Nextbook Online Bookstore
Responsive Web Design
UX / UI Case Study
Nextbook is an online bookstore that combines the replication of an in-store experience with online social capabilities. Their selling point is to help users discover new books to read based on their interests and preferences.
Many bookstore websites have cluttered designs, a lack of filters, and many book suggestions that do not tailor to each user.
Create an intuitive, responsive website for users to sign up, create recommendation lists, and purchase new books to read.
Create a user-friendly interface that will help users quickly find books they want to read
User research, wireframing, prototyping, visual design, low and high fidelity user testing
January 2022 - May 2022
At the start of the research phase, I conducted user interviews with 4 participants. I asked about their experience on their current go-to websites for purchasing books. I wanted to understand their habits, how they incorporated reading into their routine, the difficulties they were encountering, and features they would like to see added.
From there, I discovered that many users find bookstore websites overfilled with content causing stress in finding what they need. In addition, most of the displayed information was irrelevant to the users, and they wished for a simplified version.
On the flip side, research also revealed that many users like it when they are recommended similar books and from the same authors but wish for additional filtering. In addition, many target users also voiced that they like to go in-store to check out the books and wished online bookstores could replicate the same experience.
User research: pain points
Current websites are too cluttered. It contains too much information that users do not care for. Many users want a digestible amount of content to speed up their ordering process.
The lack of an engaging experience makes it hard to keep users on the website for long.
Users have to rely on other websites to seek suggestions and read reviews.
Users become frustrated when there is a lack of description, synopsis, and a book preview.
Usability study: Findings
After conducting a series of ideation, I tested my design with 5 participants. I ran an unmoderated usability study to determine which areas of my design needed clarification or change. The insights I gathered were extremely valuable because the next step was to create a high-fidelity mockup with the data I had synthesized.
According to my findings, there were four areas for improvement.
Based on the insights, I added additional questions to understand further what books the users are looking for. Initially, it only asked about the genre and author. Since then, I have added the options to find recommendations based on their reading history, a specific book, mood, and storyline. Based on their selection, there would be more in-depth questions to dive deeper into their search. The goal is to provide the most relevant recommendations based on their interests. I have also split the questionnaire into multiple pages and removed the navigation to keep the user focused on their task.
The thumbs up/thumbs down feature have confused the users. To eliminate the confusion, I have replaced the icons with a ‘not interested’ and an ‘add to bookshelf’ option to clarify the initial intentions. If users have read the book before, they can rate it after clicking on ‘add to bookshelf.’ I have also set the recommendations to show one by one to simplify the experience and not overwhelm the user with choices. They have an option to view all at once versus one by one.

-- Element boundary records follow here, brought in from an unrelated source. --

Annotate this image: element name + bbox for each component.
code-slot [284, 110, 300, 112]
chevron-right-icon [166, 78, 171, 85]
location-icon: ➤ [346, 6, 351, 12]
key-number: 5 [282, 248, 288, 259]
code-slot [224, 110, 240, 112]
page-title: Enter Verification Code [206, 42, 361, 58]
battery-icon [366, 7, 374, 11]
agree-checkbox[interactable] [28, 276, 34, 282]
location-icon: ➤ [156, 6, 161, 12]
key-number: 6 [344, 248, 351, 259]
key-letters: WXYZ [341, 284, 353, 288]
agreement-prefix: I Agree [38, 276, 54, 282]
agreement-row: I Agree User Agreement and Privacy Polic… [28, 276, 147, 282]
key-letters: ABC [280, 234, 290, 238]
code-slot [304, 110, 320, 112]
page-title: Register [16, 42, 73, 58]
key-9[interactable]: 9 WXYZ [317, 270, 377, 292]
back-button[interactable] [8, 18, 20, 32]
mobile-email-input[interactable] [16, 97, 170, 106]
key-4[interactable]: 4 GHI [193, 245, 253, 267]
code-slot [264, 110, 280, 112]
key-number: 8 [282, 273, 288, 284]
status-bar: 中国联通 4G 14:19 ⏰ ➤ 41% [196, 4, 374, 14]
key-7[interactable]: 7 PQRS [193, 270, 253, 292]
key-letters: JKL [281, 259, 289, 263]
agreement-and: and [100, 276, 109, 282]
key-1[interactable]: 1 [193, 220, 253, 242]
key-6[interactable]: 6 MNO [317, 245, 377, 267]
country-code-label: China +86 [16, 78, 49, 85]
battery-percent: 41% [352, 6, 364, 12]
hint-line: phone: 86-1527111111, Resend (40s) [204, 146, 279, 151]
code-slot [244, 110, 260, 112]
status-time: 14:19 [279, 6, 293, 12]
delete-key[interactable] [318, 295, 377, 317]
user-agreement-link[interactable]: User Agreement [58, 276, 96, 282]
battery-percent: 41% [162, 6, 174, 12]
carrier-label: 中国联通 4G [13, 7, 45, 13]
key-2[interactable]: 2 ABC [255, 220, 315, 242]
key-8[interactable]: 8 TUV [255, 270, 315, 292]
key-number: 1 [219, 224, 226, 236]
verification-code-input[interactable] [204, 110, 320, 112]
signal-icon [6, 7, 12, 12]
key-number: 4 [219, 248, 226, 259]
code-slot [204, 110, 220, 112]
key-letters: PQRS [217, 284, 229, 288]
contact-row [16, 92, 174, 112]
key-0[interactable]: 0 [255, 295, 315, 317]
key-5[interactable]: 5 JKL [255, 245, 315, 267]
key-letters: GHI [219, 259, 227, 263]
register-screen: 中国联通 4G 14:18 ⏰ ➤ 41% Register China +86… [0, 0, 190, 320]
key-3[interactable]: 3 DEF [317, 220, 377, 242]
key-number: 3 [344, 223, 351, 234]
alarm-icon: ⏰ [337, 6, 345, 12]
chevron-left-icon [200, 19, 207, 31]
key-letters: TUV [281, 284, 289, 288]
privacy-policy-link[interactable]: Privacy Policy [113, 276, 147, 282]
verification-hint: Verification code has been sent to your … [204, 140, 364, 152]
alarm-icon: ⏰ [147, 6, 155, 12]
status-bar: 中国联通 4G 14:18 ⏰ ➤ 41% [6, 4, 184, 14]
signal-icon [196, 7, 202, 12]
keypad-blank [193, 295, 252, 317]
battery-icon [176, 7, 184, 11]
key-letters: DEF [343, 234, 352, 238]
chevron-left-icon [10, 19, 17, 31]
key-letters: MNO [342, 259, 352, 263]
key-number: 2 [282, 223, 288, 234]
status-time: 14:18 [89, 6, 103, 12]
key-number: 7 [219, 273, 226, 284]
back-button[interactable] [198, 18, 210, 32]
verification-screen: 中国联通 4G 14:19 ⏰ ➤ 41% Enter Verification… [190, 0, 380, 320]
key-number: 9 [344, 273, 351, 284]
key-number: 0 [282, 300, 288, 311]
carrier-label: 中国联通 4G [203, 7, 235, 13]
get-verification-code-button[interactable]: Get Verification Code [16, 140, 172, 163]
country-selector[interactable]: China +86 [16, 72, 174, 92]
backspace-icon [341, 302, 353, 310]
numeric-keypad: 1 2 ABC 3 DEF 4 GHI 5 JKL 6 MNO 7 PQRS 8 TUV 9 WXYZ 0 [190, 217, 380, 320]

“My Corner” is home to all user activities, including the recommendation lists they have created, but users weren’t aware of this. To make this edit, I have included links on the confirmation page to guide them to the right places, leading to My Corner.
With the homepage containing too much information and clutter, I have simplified the home page and moved the rest of the content under their respective sections - shop and explore.
In addition, users have mentioned that the product pages are too long, so I removed author details and video reviews. To find the details, users can hover over the author’s name to see more information. Lastly, I transformed the product details into icons for quick viewing.
Our target users shared a positive experience navigating the website, specifically mentioning its simple and clean design.
What I learned
Throughout the project, I made many small changes to the design. I realized and accepted that the user-centered design process is never linear. There were many areas I didn’t consider until I was further into the process and had wished to consider before. The main takeaway is to focus on the user’s needs at every step.